Gemini a beau être un des grands modèles de langage les plus performants du marché, cela ne devrait pas pour autant l’autoriser à écraser la concurrence sur Android. C’est peu ou prou les conclusions auxquelles est arrivée la Commission européenne ce 27 avril 2026.
Comme le remarque Ars Technica, Bruxelles voudrait forcer Google à laisser de la place aux IA concurrentes sur son système d’exploitation mobile au nom du Digital Markets Act (DMA). Sauf que l’entreprise ne le voit pas de cet œil-là.
Des fonctionnalités d’IA trop exclusives
Concrètement, l’UE estime qu’Android devrait permettre aux utilisateurs et utilisatrices de choisir l’IA de leur choix sans perdre en fonctionnalités.
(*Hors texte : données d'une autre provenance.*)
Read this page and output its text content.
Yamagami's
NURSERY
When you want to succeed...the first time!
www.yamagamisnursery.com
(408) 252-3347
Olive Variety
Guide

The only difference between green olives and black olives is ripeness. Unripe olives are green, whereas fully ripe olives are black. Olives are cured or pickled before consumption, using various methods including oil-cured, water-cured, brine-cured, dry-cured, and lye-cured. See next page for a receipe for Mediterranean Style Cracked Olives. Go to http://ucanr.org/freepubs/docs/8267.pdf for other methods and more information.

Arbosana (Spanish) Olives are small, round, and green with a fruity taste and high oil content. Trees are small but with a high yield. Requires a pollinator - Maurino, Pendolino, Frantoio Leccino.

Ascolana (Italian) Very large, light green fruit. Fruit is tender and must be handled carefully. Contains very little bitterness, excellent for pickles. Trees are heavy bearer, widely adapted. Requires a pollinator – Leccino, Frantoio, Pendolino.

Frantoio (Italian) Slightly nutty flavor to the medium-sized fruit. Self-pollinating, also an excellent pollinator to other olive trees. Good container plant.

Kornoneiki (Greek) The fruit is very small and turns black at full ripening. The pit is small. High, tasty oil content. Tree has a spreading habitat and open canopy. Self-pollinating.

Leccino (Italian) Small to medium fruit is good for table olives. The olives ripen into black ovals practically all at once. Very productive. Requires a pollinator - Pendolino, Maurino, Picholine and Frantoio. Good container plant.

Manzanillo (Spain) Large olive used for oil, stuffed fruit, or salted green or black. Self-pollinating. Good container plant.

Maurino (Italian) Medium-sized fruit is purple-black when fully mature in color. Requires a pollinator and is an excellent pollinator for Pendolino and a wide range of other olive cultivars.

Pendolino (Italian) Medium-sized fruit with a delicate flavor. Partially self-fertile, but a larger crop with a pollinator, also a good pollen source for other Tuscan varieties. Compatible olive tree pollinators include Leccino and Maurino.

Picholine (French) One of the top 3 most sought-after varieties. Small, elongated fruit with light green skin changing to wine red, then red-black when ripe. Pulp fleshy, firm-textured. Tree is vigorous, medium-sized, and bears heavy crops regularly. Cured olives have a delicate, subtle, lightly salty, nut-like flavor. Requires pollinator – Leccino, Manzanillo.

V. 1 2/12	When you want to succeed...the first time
Il deviendrait alors possible d’invoquer n’importe quel modèle pour écrire un mail, pour retoucher une photo ou même pour des tâches plus complexes, comme commander de la nourriture, illustre Bruxelles. « À l’heure actuelle, Google réserve en grande partie ces fonctionnalités à ses propres services d’IA », regrette la commission, qui imagine aussi un monde où il serait possible d’utiliser n’importe quel mot clé pour réveiller l’IA de son choix sur Android.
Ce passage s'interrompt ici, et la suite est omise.